As working actors, we come in contact with lots of people at auditions and rehearsals. Our jobs demand that we’re usually in close proximity to other people; we breathe on each other, share props, and sometimes, we spit on our fellow actors when we enunciate properly. So in this really bad cold and flu season, how do you protect yourself from getting sick?
Viruses spread when an infected person coughs or sneezes. Those viral-infected droplets can travel up to several feet. Viruses can also live for days on any object that comes in contact with an infected person. Touching your nose, mouth or eyes after handling an object contaminated by a virus means you’re probably going to get sick. A flu infected person can spread the infection one day before any symptoms emerge, and for up to a week later.
Wash Your Hands. This may seem obvious, but seriously, wash your hands a lot. Not only are you touching things that others have held, you’re also taking the train and touching railings and bus seats so seriously, wash your hands.
Don’t Touch Your Face. Those pesky cold and flu viruses get into your body through your eyes and nose, so avoid touching your face if you can.
Clean Your Phone. Our phones are always with us. We touch elevator buttons, we shake hands and sometimes we sit our phone on public counters or tables. Cleaning your phone regularly cuts back on the germs that get near your face and mouth. Here’s a great BuzzFeed article explaining the best way to clean your pocket computer.
Get a flu shot. Flu vaccines are the best way to ensure that you don’t contract the virus. Two weeks after your shot, antibodies develop in your body that provide protection against infection with the viruses that are in the vaccine. You can’t catch the flu from getting the shot. The CDC site gives you some answers to those flu shot myths.
So what do you do if you start to feel that tickle in your throat and your body feels tired and you’re pretty sure you’re getting sick?
Hydrate. Drink water, juice, herbal tea with lemon and honey, or clear broth. Staying hydrated helps to loosen up that phlegm in your throat and chest and it also prevents dehydration.
Gargle. 1/4 of a tsp of salt in 8oz of water can do wonders for your sore throat. The saltwater eases swelling, loosens mucus and helps the tender parts of your sore throat to heal.
Sleep. If you’re in rehearsals or doing a show during cold and flu season, it’s imperative that you not go out with your cast-mates after but instead, go home and go to bed. Lack of sleep lowers your immune system and makes it more likely that you’re going to stay sick longer.
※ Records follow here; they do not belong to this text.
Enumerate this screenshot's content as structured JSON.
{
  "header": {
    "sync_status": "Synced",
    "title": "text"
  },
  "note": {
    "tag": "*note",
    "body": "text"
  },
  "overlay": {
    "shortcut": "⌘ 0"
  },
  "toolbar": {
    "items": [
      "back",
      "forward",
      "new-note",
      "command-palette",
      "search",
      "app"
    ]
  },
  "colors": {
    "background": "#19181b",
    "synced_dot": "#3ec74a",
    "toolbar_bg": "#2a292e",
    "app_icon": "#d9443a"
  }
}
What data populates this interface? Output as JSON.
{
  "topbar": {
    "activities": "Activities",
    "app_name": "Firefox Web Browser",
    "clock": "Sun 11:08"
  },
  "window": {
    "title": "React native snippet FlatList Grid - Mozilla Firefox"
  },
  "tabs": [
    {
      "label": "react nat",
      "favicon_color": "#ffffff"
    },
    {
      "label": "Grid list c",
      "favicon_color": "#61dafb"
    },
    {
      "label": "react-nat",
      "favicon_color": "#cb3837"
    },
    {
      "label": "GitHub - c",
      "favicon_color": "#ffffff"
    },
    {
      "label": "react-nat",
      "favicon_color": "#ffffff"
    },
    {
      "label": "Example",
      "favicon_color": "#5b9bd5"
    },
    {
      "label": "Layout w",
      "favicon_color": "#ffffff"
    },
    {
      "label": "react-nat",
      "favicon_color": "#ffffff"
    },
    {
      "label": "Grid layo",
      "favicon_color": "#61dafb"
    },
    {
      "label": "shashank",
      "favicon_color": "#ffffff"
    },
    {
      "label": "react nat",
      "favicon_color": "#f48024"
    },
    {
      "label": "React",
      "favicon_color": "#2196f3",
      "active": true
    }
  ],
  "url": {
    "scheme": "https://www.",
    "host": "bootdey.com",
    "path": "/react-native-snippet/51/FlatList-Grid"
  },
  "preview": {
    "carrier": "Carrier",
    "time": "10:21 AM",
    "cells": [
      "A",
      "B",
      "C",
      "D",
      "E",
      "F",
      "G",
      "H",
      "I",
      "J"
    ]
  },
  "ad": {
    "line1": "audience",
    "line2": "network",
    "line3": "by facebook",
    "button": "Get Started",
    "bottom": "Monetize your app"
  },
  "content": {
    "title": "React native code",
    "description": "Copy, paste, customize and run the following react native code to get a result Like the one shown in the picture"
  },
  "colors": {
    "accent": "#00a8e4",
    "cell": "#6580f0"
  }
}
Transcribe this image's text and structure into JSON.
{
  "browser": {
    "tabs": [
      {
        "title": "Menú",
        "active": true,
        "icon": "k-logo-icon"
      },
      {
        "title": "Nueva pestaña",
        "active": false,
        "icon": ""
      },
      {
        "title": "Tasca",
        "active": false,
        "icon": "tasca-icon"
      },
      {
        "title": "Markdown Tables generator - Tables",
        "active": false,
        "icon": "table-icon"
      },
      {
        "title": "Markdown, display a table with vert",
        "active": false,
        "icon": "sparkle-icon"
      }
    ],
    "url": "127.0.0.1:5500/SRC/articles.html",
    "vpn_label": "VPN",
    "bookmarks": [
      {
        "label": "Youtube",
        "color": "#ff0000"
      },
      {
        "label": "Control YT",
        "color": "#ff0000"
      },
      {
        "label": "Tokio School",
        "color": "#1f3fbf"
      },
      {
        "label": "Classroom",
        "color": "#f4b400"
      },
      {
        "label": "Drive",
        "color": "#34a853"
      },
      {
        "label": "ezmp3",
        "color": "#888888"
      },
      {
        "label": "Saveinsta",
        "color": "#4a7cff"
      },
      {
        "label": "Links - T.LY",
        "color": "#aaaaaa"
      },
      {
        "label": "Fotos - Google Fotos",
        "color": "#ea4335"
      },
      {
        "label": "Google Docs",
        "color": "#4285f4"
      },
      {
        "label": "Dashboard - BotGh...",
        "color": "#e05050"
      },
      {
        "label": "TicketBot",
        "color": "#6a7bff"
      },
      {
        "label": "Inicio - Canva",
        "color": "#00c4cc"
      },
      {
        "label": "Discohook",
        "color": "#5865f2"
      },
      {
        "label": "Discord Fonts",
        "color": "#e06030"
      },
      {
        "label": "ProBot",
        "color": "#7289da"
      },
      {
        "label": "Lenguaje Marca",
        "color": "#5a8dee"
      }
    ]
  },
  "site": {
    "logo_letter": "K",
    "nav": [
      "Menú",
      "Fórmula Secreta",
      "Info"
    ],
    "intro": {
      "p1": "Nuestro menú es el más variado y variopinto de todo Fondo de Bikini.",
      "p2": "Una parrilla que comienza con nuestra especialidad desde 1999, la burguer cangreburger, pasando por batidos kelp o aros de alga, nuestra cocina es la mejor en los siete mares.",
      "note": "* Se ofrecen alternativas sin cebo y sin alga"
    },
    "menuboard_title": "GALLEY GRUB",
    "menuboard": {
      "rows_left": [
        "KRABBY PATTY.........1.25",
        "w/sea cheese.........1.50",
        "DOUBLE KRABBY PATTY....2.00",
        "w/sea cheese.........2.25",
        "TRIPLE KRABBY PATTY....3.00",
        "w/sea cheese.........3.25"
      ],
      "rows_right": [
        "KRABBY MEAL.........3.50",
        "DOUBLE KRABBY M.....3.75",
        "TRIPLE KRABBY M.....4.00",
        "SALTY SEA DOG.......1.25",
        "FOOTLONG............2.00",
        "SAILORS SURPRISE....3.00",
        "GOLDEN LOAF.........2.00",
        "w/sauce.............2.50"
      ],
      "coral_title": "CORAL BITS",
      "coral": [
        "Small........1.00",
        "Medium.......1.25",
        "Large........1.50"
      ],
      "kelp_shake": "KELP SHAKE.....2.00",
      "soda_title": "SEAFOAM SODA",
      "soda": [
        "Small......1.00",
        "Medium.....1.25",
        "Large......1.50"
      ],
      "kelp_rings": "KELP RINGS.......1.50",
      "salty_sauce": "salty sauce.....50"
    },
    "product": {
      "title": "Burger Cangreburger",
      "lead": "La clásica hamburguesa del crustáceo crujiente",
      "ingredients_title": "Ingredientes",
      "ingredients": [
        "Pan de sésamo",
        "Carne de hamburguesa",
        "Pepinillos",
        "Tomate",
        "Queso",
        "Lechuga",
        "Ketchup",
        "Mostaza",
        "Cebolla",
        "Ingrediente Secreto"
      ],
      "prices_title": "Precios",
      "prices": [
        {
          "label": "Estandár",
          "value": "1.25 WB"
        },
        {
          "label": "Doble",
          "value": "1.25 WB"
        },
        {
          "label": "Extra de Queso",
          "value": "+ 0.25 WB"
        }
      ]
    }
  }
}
If you can take a sick day from work you should and try spending most of that time in bed, resting and asleep. If you’re having a hard time with your symptoms, try using an extra pillow to prop yourself up and relieve your sinus pressure.
Eat. There are some immunity boosting foods that can actually help you during those first signs of a cold. Strawberries, yogurt, garlic, chicken soup, oatmeal, carrots and dark chocolate all have immune system boosters that help your body to build antibodies, white blood cells and help to fight off infection.
Bathe. Take a long hot shower. Loosen up all that phlegm and congestion with the steam. It really does help. And if you have a humidifier, use it.
Remember that if you’re sick, your fellow cast-mates are likely to contract your cold or flu if you don’t take care of yourself. If you have to wear a mask, do it. There’s no shame in protecting the people around from getting your funk.
And if all else fails, you might need to see a doctor. Don’t be afraid to let your stage manager and your director know that you’re ill. It’s been our experience that most management teams are completely understanding.
TAKE CARE OF YOURSELF, DEAR ACTOR! AND BREAK A LEG!